En conférence de presse ce mercredi à Lomé l’archevêque émérite de Lomé, Mgr Philippe Fanoko Kpodzro n’a pas mâché ses mots quant il s’est agi de sonner la mobilisation des Togolais face à ce qui a cours actuellement à l’Assemblée nationale relativement aux réformes politiques tant attendues par les populations togolaises depuis plusieurs années déjà.

Se planchant sur les 5 articles concernés par la réforme constitutionnelle en cours, à savoir les articles 52, 59, 60, 65 et 75 de la Constitution., il fait constater que si la réforme constitutionnelle en cours aboutissait, c’est-à-dire si l’on actait le mandat présidentiel de 7 ans renouvelable une fois et celui des députés de 6 ans renouvelable deux fois, la Constitution dont disposera désormais le Togo sera pire que celle en vigueur.

«  »Le nouveau texte proposé est plus grave que la constitution en vigueur. Le régime RPT/UNIR est vorace, sans pitié, et considère le Togo comme une propriété privée » » ce sont là des mots utilisés par le Prélat. A l’analyse, relève-t-il, «  »cela veut dire qu’à la fin du mandat de Faure Gnassingbé en février 2020 où il aura déjà bouclé 15 ans au pouvoir, il peut encore se présenter 2 fois devant les électeurs. Cette fois-ci, pour un mandat de 7 ans, il finira en principe en 2034″ », et donc, qu’il devra faire, à la suite de son père qui en a fait 38 ans, 29 ans au pouvoir.

Aussi, s’offusque l’ancien président du HCR (Haut Conseil de la République) de ce que l’article 75 nouveau proposé consacre une certaine immunité à vie au président de la République, vu qu’il indique que «  »les anciens présidents de la République sont de plein droit membres à vie du Sénat.

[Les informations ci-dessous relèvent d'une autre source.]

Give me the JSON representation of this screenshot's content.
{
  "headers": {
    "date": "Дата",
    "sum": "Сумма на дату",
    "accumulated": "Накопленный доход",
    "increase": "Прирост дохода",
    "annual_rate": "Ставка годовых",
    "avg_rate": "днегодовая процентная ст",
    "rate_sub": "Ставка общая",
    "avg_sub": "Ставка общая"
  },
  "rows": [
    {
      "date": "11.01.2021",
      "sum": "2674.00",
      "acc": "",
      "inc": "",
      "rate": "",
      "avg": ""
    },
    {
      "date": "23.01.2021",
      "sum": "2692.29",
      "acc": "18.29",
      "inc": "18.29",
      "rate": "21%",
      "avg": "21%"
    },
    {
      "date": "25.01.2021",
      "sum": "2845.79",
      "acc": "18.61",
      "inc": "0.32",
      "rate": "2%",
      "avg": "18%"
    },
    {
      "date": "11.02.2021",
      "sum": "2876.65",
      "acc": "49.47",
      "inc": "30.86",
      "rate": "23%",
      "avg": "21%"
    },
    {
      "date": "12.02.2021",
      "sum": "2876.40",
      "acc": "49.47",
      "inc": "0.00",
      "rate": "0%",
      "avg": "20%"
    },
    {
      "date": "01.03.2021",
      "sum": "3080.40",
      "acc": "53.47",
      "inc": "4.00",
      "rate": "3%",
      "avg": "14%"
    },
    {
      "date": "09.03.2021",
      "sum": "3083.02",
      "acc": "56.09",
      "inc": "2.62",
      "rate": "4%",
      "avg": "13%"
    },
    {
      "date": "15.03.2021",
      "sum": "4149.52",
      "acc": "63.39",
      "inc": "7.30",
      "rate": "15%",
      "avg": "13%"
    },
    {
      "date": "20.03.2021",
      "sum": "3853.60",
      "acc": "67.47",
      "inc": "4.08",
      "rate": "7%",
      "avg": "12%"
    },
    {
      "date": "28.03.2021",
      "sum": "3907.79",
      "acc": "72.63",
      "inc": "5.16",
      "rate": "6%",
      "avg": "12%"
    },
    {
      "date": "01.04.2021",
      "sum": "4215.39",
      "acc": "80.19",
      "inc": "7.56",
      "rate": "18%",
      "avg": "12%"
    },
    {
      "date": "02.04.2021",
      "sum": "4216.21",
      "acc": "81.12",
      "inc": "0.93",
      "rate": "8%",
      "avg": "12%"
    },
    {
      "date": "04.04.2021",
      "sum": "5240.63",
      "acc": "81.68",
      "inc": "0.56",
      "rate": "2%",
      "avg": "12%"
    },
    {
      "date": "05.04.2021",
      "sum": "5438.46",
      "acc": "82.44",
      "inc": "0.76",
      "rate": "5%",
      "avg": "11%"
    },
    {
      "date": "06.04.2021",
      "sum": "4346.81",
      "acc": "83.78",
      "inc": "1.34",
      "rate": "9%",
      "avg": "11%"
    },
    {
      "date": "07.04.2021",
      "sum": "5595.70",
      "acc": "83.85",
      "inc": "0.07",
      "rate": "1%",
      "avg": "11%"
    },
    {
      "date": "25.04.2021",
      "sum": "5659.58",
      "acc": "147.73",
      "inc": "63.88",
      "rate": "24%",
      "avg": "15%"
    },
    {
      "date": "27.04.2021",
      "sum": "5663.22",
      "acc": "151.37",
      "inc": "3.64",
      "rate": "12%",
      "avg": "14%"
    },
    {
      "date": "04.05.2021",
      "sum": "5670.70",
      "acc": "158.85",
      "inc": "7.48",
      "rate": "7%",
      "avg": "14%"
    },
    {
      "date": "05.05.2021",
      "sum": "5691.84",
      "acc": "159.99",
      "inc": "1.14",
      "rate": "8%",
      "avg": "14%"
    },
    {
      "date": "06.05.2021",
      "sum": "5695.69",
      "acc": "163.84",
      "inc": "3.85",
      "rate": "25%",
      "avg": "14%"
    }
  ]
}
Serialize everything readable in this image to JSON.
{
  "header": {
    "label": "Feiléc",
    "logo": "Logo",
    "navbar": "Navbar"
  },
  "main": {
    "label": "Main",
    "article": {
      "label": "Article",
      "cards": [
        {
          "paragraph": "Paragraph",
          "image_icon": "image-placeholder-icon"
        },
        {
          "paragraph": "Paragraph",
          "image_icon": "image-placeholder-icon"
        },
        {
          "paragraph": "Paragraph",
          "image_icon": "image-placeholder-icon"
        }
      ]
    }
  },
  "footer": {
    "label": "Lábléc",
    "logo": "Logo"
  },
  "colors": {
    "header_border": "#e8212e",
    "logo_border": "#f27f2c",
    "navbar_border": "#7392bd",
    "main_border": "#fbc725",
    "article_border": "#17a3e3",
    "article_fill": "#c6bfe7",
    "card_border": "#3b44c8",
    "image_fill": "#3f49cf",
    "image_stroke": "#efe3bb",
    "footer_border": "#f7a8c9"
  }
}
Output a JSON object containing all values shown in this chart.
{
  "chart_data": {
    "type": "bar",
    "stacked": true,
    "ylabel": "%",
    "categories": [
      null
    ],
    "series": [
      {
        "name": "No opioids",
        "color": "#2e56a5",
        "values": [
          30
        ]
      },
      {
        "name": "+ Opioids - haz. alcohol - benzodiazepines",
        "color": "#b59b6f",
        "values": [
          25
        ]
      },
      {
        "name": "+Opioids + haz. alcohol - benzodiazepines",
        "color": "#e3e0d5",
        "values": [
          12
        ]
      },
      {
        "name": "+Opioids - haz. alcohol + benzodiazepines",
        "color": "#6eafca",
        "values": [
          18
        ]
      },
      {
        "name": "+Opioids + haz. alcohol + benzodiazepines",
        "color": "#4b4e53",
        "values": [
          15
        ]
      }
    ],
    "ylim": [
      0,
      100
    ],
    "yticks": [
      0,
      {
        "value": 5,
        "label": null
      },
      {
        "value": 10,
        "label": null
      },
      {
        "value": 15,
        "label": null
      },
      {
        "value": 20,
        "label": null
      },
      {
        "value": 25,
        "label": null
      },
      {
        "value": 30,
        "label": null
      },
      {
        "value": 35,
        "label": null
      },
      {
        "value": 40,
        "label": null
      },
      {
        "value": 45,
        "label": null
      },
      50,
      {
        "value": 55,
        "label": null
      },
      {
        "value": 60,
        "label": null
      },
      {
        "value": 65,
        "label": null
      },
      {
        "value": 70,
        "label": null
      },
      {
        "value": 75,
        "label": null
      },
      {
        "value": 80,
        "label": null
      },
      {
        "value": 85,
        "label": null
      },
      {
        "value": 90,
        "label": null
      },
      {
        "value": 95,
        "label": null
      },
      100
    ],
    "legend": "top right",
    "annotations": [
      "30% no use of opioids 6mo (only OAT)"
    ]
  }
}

Ils ne peuvent être ni poursuivis, ni arrêtés, ni détenus, ni visés pour les actes posés pendant leur mandat » ».

C’est au vu de tout ce qui précède et aussi de ce que les députés veulent se tailler selon la formulation de l’article 52 nouveau, 3 mandats soit un total de 18 ans, que Mgr Kpodzro appelle les Togolais à se mobiliser contre la réforme constitutionnelle en cours à l’Assemblée nationale togolaise et qui font croire que le régime de Faure Gnassingbé se veut «  »vorace » », «  »sans pitié » » et mieux encore, prend le Togo comme sa «  »propriété privée » ».